Doer-se mulher

Pinky Wainer || Crédito: João Wainer

Vinte anos após última mostra, Pinky Wainer retorna ao circuito de exposições com séries de aquarelas que retratam a dor e “apagamento” feminino

Por Luís Costa

Após duas décadas longe das galerias, Pinky Wainer volta a expor, agora na recém-inaugurada Lanterna Mágica, em Higienópolis, em São Paulo. Até 11 de junho a artista plástica carioca mostra trabalhos produzidos na quarentena, quando experimentou processos e materiais.
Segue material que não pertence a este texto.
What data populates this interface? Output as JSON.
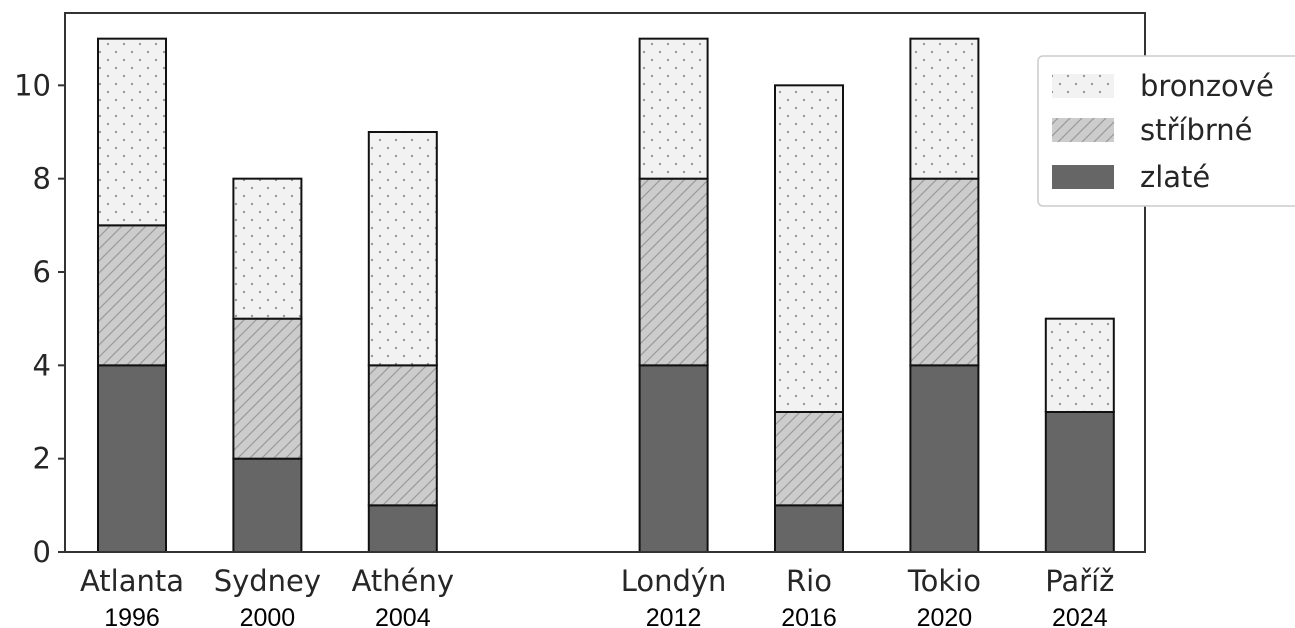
{
  "chart_data": {
    "type": "bar",
    "stacked": true,
    "categories": [
      {
        "name": "Atlanta",
        "year": "1996"
      },
      {
        "name": "Sydney",
        "year": "2000"
      },
      {
        "name": "Athény",
        "year": "2004"
      },
      {
        "name": "Londýn",
        "year": "2012"
      },
      {
        "name": "Rio",
        "year": "2016"
      },
      {
        "name": "Tokio",
        "year": "2020"
      },
      {
        "name": "Paříž",
        "year": "2024"
      }
    ],
    "slots": [
      0,
      1,
      2,
      4,
      5,
      6,
      7
    ],
    "series": [
      {
        "name": "zlaté",
        "values": [
          4,
          2,
          1,
          4,
          1,
          4,
          3
        ],
        "color": "#666666",
        "pattern": "solid"
      },
      {
        "name": "stříbrné",
        "values": [
          3,
          3,
          3,
          4,
          2,
          4,
          0
        ],
        "color": "#cccccc",
        "pattern": "hatch"
      },
      {
        "name": "bronzové",
        "values": [
          4,
          3,
          5,
          3,
          7,
          3,
          2
        ],
        "color": "#f2f2f2",
        "pattern": "dots"
      }
    ],
    "legend_order": [
      "bronzové",
      "stříbrné",
      "zlaté"
    ],
    "title": "",
    "xlabel": "",
    "ylabel": "",
    "ylim": [
      0,
      11.55
    ],
    "yticks": [
      0,
      2,
      4,
      6,
      8,
      10
    ],
    "grid": false,
    "legend_position": "upper-right-outside"
  }
}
Duas séries compõem a mostra. Em Mulheres Dopadas, a artista entrecruza dilacerantes imagens femininas a recortes de palavras e frases de livros de Albert Camus, León Trotsky, Pablo Neruda e Simone de Beauvoir.

“Eu exagerei nas minhas microaquarelas”, diz Pinky. “Elas [as mulheres] sofrem, são bicadas por pássaros, são irônicas, às vezes pequenas, às vezes grandes.” O confinamento forçado da quarentena justifica o esgotamento mental das suas personagens, ladeadas por corvos, lobos e cisnes. “Houve um momento em que as mulheres começaram a se dopar para suportar o nada que ficou com a pandemia”, diz a artista.

A segunda série é Pintora Esquecida, criada a partir da figura da pintora russa Nadia Léger (1904-1982), cuja existência ficou apagada à sombra do marido, o também pintor Fernand Léger. “Você tem que estar aberto às sinapses do seu cérebro”, diz Pinky, ao lembrar o impacto da descoberta de Nadia ao ler uma reportagem na internet. “Ela me lembrou toda uma linha de grandes pintoras, normalmente com um marido mais famoso, que desapareceram. É uma constante e acontece até hoje.”

Anterior Próximo

Pinky cruza a imagem de Nadia à de ou tra mulher desaparecida – a famosa Lindonéia, pintada por Rubens Gerchman e cantada por Nara Leão – tia de Pinky – na letra de Caetano Veloso no disco da tropicália. “Lindonéia foi um símbolo brasileiro, um momento de luta, um dos últimos momentos importantes na autoestima e na criatividade brasileira”, diz a artista.

Autodidata, com uma carreira inspirada na observação e nas conversas com funcionários de lojas de pintura, Pinky conta que nos últimos 20 anos, ainda que afastada das galerias, continuou a pintar. Nesse período, dedicou-se à famosa Loja do Bispo, de “arte acessível”, como se define, a projetos gráficos e a atividades de ensino. Essa posição de autonomia e liberdade, hoje trabalhada pela artista com seus alunos dos cursos de aquarela, dita seu retorno ao circuito. “Eu fiz o que eu quis. Era para mim”, revela.